• "We have such an high priest, who is set on the right hand of the throne of the Majesty in the heavens" — the Zohar teaches that the heavenly throne is the Sefirah of Binah, upon which the divine presence is seated. The right hand is Chesed, the infinite mercy. For the Tzaddik to sit at the right hand of this throne means He occupies the intersection of Understanding and Mercy — the precise point from which redemption flows (Zohar III:4a). This is not a chair; it is a cosmic function.
• "A minister of the sanctuary, and of the true tabernacle, which the Lord pitched, and not man" — the Zohar teaches that the earthly Mishkan (Tabernacle) was a physical replica of a spiritual original that exists in the world of Beriah (Creation). The "true tabernacle" is this supernal original, built by the Sefirot themselves (Zohar II:139b). Yeshua ministers in the original, of which every earthly temple was always a shadow.
• "If he were on earth, he should not be a priest" — the Zohar teaches that the earthly Levitical priesthood operates in Malkhut, bound by physical lineage and temporal limitation. The Tzaddik's priesthood operates in Atzilut (the world of Emanation), where the Sefirot themselves are the temple, the offerings, and the fire (Zohar III:67a). He could not be a Levitical priest because that system exists at a lower octave of the same truth He embodies at the source.
• "I will put my laws into their mind, and write them in their hearts" — the Zohar teaches that the Torah inscribed on tablets (luchot) was an externalization necessitated by the Fall. The original Torah was inscribed directly on the neshamah, and the new covenant is the restoration of this primal state (Zohar II:84a). The Zohar calls this "Torah of Atzilut" — divine law operating not through commandment but through the transformed nature of the soul itself.
• "Their sins and their iniquities will I remember no more" — the Zohar teaches that divine forgetting is not amnesia but annihilation of the record. When the Tzaddik's blood covers a sin, the accusation in the heavenly court is not merely overruled but erased from existence.

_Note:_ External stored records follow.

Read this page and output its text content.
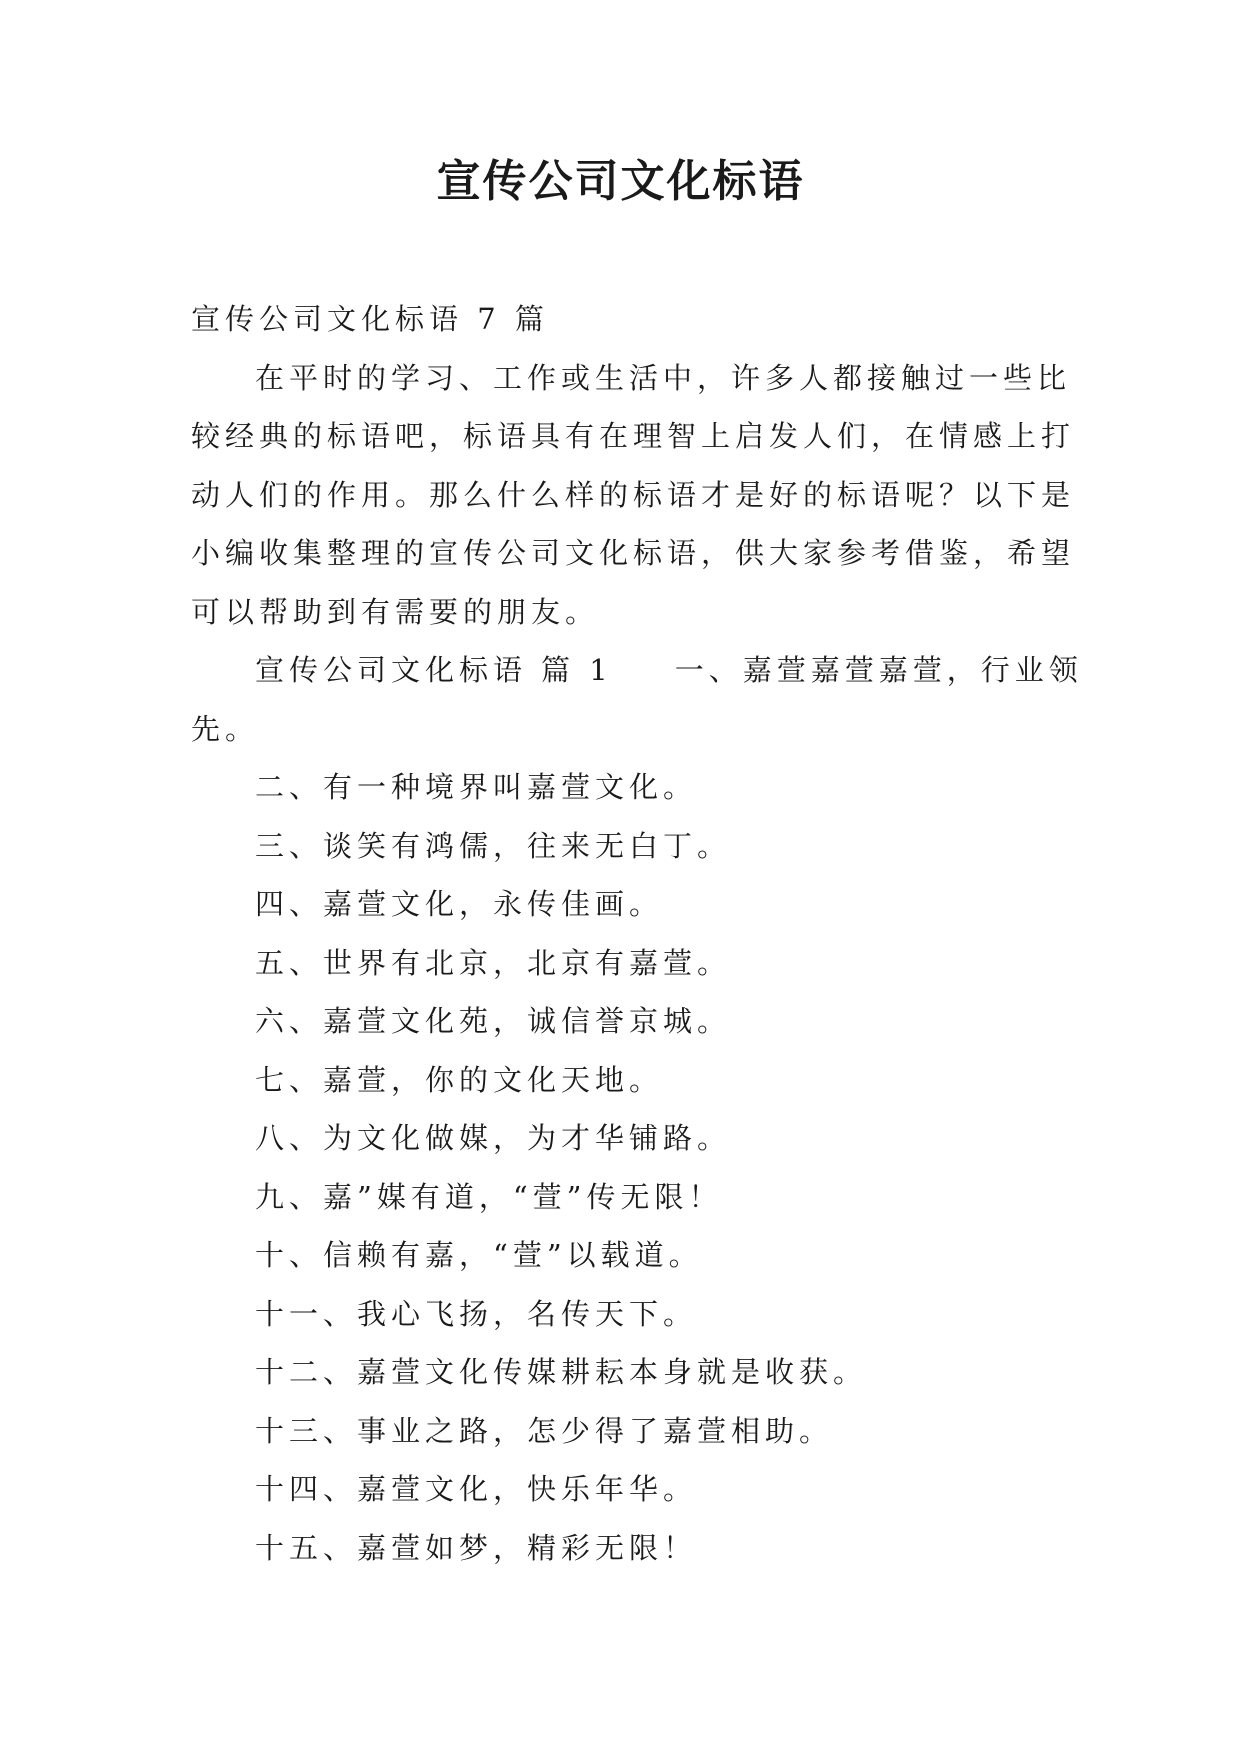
宣传公司文化标语
宣传公司文化标语 7 篇
在平时的学习、工作或生活中，许多人都接触过一些比
较经典的标语吧，标语具有在理智上启发人们，在情感上打
动人们的作用。那么什么样的标语才是好的标语呢？以下是
小编收集整理的宣传公司文化标语，供大家参考借鉴，希望
可以帮助到有需要的朋友。
宣传公司文化标语 篇 1 一、嘉萱嘉萱嘉萱，行业领
先。
二、有一种境界叫嘉萱文化。
三、谈笑有鸿儒，往来无白丁。
四、嘉萱文化，永传佳画。
五、世界有北京，北京有嘉萱。
六、嘉萱文化苑，诚信誉京城。
七、嘉萱，你的文化天地。
八、为文化做媒，为才华铺路。
九、嘉”媒有道，“萱”传无限！
十、信赖有嘉，“萱”以载道。
十一、我心飞扬，名传天下。
十二、嘉萱文化传媒耕耘本身就是收获。
十三、事业之路，怎少得了嘉萱相助。
十四、嘉萱文化，快乐年华。
十五、嘉萱如梦，精彩无限！
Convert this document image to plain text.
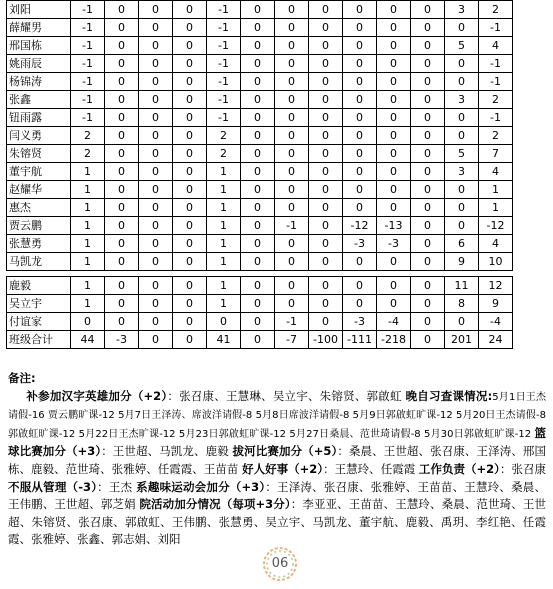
刘阳	-1	0	0	0	-1	0	0	0	0	0	0	3	2
薛耀男	-1	0	0	0	-1	0	0	0	0	0	0	0	-1
邢国栋	-1	0	0	0	-1	0	0	0	0	0	0	5	4
姚雨辰	-1	0	0	0	-1	0	0	0	0	0	0	0	-1
杨锦涛	-1	0	0	0	-1	0	0	0	0	0	0	0	-1
张鑫	-1	0	0	0	-1	0	0	0	0	0	0	3	2
钮雨露	-1	0	0	0	-1	0	0	0	0	0	0	0	-1
闫义勇	2	0	0	0	2	0	0	0	0	0	0	0	2
朱镕贤	2	0	0	0	2	0	0	0	0	0	0	5	7
董宇航	1	0	0	0	1	0	0	0	0	0	0	3	4
赵耀华	1	0	0	0	1	0	0	0	0	0	0	0	1
惠杰	1	0	0	0	1	0	0	0	0	0	0	0	1
贾云鹏	1	0	0	0	1	0	-1	0	-12	-13	0	0	-12
张慧勇	1	0	0	0	1	0	0	0	-3	-3	0	6	4
马凯龙	1	0	0	0	1	0	0	0	0	0	0	9	10

鹿毅	1	0	0	0	1	0	0	0	0	0	0	11	12
吴立宇	1	0	0	0	1	0	0	0	0	0	0	8	9
付谊家	0	0	0	0	0	0	-1	0	-3	-4	0	0	-4
班级合计	44	-3	0	0	41	0	-7	-100	-111	-218	0	201	24
备注:
补参加汉字英雄加分（+2）：张召康、王慧琳、吴立宇、朱镕贤、郭啟虹 晚自习查课情况:5月1日王杰请假-16 贾云鹏旷课-12 5月7日王泽涛、席波洋请假-8 5月8日席波洋请假-8 5月9日郭啟虹旷课-12 5月20日王杰请假-8 郭啟虹旷课-12 5月22日王杰旷课-12 5月23日郭啟虹旷课-12 5月27日桑晨、范世琦请假-8 5月30日郭啟虹旷课-12 篮球比赛加分（+3）：王世超、马凯龙、鹿毅 拔河比赛加分（+5）：桑晨、王世超、张召康、王泽涛、邢国栋、鹿毅、范世琦、张雅婷、任霞霞、王苗苗 好人好事（+2）：王慧玲、任霞霞 工作负责（+2）：张召康 不服从管理（-3）：王杰 系趣味运动会加分（+3）：王泽涛、张召康、张雅婷、王苗苗、王慧玲、桑晨、王伟鹏、王世超、郭芝娟 院活动加分情况（每项+3分）：李亚亚、王苗苗、王慧玲、桑晨、范世琦、王世超、朱镕贤、张召康、郭啟虹、王伟鹏、张慧勇、吴立宇、马凯龙、董宇航、鹿毅、禹玥、李红艳、任霞霞、张雅婷、张鑫、郭志娟、刘阳
06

The Zohar describes this as the angel of the accusing side searching for a record and finding nothing — the file has been consumed by the fire of Chesed (Zohar II:212a).
• Shabbat 88a records the Talmudic debate about whether Israel received the Torah under compulsion (the mountain held over them) or willingly, and the need for a later willing acceptance — the New Covenant's "I will put my laws into their minds and write them on their hearts" directly addresses this Talmudic anxiety: the external Torah written on stone is not abolished but internalized, the compulsion resolved into genuine desire.
• Yoma 86a teaches that complete repentance transforms the divine relationship — "I will be merciful toward their iniquities, and I will remember their sins no more" is the ultimate expression of the teshuvah-logic, the divine forgetting as the completion of the atonement arc that Yom Kippur annually rehearsed.
• Berakhot 17b records the prayer of Rabbi Yochanan ben Zakkai's circle: "may we merit to see the consolation of Zion" — "a minister in the holy places, in the true tent that the Lord set up, not man" locates the ultimate sanctuary not in a rebuilt Jerusalem structure but in the divine reality to which the earthly tent always pointed; the prayer for the consolation of Zion finds its answer in the one who ministers in the original.
• Rosh HaShanah 16b describes the heavenly books opened on Rosh HaShanah — the Mosaic covenant is "becoming obsolete and growing old" not because it was flawed but because it was always provisional, a copy of heavenly patterns rather than the pattern itself; Hebrews presents the heavenly court's books as the original of which Israel's earthly covenant was always a shadow.
• Avot 1:1 begins with the transmission from Moses — the New Covenant does not abolish the transmission chain but transforms its locus: from external law to internal formation, from institutional succession to the living Tzaddik writing the law directly on each node of the network.